Schiller investigou a relação entre os traços psicológicos dos apoiadores de regimes autoritários e suas histórias familiares e afirma que não existem respostas simples para uma questão tão complexa, mas, para ele, o que se aprende sobre autoridade e submissão, em casa, tende a se refletir em como o indivíduo se comporta com o outro, na sociedade e em suas escolhas políticas.

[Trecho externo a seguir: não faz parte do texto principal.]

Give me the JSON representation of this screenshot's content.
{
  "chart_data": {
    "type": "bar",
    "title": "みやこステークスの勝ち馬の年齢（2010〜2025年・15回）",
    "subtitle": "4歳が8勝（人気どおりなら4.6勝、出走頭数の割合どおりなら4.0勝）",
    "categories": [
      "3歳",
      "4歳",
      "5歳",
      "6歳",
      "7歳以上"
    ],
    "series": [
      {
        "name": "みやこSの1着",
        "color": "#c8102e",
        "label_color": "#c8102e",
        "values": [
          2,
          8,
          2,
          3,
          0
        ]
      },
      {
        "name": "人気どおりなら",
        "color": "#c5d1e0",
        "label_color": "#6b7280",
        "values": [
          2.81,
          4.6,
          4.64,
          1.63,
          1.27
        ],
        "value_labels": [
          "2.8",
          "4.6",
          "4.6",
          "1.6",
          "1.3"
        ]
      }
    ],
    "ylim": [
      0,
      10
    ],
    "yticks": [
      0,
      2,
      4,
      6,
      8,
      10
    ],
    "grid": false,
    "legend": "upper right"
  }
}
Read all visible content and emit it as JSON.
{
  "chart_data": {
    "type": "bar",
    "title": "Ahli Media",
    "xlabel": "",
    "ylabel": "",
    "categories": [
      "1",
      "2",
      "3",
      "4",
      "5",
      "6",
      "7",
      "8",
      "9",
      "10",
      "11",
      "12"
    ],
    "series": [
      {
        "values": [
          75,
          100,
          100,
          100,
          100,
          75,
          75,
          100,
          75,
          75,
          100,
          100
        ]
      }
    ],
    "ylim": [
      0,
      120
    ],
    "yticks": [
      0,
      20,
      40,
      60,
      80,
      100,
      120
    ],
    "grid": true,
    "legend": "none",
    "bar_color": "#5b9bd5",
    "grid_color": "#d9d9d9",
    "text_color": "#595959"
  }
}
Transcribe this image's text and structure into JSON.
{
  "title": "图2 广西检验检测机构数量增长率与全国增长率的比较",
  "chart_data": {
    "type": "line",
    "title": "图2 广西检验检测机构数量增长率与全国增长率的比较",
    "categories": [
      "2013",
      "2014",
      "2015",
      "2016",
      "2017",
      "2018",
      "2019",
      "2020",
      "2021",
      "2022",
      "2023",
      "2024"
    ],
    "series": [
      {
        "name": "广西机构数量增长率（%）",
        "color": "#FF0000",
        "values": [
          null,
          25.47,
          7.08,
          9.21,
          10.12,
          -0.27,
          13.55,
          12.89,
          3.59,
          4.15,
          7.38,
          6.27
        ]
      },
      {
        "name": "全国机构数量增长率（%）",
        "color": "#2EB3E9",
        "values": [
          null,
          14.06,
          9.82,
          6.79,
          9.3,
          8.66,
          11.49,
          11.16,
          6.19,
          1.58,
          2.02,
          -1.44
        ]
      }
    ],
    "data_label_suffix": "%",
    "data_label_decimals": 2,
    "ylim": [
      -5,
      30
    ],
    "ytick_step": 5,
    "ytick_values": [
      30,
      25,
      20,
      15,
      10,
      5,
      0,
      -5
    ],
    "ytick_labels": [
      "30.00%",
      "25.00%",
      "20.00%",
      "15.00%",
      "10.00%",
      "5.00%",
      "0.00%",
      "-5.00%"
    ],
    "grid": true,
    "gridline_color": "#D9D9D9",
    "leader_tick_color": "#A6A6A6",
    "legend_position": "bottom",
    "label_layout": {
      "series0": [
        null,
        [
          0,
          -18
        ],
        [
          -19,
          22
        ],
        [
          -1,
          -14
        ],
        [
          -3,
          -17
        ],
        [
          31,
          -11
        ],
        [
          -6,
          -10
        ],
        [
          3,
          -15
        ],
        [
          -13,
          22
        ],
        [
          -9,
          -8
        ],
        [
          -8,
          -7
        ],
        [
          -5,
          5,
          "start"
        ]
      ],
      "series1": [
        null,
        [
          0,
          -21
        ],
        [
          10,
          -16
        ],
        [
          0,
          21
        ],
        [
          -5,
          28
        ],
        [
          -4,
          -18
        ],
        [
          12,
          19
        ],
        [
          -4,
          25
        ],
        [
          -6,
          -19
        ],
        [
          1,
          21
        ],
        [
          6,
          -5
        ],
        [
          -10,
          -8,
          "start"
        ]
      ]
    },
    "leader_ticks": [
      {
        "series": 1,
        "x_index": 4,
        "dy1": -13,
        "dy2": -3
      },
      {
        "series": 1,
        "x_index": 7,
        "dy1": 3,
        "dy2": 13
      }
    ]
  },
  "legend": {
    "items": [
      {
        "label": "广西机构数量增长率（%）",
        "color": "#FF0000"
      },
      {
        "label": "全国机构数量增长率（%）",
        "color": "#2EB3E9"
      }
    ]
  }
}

Em entrevista ao jornalista Eduardo Ribeiro, para o jornal Valor Econômico, em julho, Schiller afirmou que “o anseio de que possa existir alguém que sabe o que é bom para nós, é uma tentação que nasce do prolongamento da relação com um pai todo poderoso, que dirige as nossas vidas. Pais autoritários instituem, desde cedo, a submissão como um modo de existir. É ele que será transposto para o ambiente político”.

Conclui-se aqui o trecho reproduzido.